In present-day Japan, Toshihiko Momota is member of a secret warrior faction called the Kifuuken. The Kifuuken is dedicated to destroying Shokujinji - humans that turn into man-eating monsters when hunger takes them. However, to fate's chagrin, Momota meets and quickly falls for Yuka, a Shokujinji herself! Will their love be able to overcome Yuka's insatiable appetite for human flesh, or will the couple be destroyed by the bestial tendencies of humanity?
Nao and Miki are the sole members of their school's photography club, and have discovered the hidden secret of the wind. With the help of Mr. Taiki (a member of the ancient clan of the "wind-handlers" and one of their teachers) the duo soon pick up the secrets of controlling the wind and seeing it in its perfect beauty. With flying cats, lost tree squirrels and photography contests to boot, there's wind to be seen in any situation...
I don't usually make recommendations based upon a series's art style, but Windy Tales and Kemonozume are so far removed from the traditional "anime look", I feel I must. They are both drawn in this sort of really neat sketchy, flat style is very rarely used.
Additionally, each is about a seemingly normal society, with the exception of a select group of supernaturally-inclined humans (or not-so-humans, whichever the case may be). Granted, they're very different takes on the concept, but each definitely still warrants a look.
A man is miserable.

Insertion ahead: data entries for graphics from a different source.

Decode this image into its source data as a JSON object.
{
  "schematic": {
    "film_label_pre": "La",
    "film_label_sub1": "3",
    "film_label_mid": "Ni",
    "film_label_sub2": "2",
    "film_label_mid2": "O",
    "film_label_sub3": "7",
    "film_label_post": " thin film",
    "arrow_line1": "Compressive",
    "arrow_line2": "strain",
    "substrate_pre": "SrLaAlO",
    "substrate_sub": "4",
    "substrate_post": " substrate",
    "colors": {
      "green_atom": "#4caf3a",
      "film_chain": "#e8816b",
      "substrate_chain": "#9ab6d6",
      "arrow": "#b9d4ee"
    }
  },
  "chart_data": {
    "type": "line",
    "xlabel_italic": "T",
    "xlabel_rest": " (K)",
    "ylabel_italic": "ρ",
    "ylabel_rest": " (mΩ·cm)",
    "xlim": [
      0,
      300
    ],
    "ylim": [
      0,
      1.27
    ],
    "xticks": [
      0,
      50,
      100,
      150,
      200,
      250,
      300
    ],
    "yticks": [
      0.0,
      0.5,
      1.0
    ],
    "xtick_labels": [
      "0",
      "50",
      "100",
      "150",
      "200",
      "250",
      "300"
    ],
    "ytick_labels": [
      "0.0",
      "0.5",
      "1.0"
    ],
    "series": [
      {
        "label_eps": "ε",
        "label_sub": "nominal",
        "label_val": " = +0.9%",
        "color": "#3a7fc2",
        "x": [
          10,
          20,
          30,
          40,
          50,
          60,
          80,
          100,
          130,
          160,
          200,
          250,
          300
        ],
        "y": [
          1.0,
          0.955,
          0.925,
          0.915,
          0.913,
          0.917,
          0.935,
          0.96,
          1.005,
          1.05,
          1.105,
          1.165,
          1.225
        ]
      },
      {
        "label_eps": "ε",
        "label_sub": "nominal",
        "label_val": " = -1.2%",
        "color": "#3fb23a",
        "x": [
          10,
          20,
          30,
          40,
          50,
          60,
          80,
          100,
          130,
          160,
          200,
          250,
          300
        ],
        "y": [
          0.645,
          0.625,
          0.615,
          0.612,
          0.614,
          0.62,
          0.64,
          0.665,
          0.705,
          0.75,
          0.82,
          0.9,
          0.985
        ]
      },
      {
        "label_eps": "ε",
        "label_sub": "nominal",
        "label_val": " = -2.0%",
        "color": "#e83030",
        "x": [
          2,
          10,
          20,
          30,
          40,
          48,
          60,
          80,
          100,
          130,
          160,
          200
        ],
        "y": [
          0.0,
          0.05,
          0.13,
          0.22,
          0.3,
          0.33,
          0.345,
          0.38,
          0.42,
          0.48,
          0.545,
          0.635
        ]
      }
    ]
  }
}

Despite all his dreams of a “Rose-Colored Campus Life” filled with raven-haired maidens who dote on him, his social life is going nowhere. He has no girlfriend, his only good friend keeps getting him into trouble, and the circle he joined brings him no joy. So he tries again, and again, reliving his first two years of college life ad nauseum, making different decisions each time, having no recollection that he’s already done this all before. Will the man ever be satisfied with how his life turns out?
Stylishly animated and darkly funny series from Masaaki Yuasa and Madhouse. They don't have alot in common in terms of plot - for one thing, Kemonozume is far more reckless weirdness then it is narrative - but they have a similar artistic style and tone that makes them recommendable to each other, i'd argue.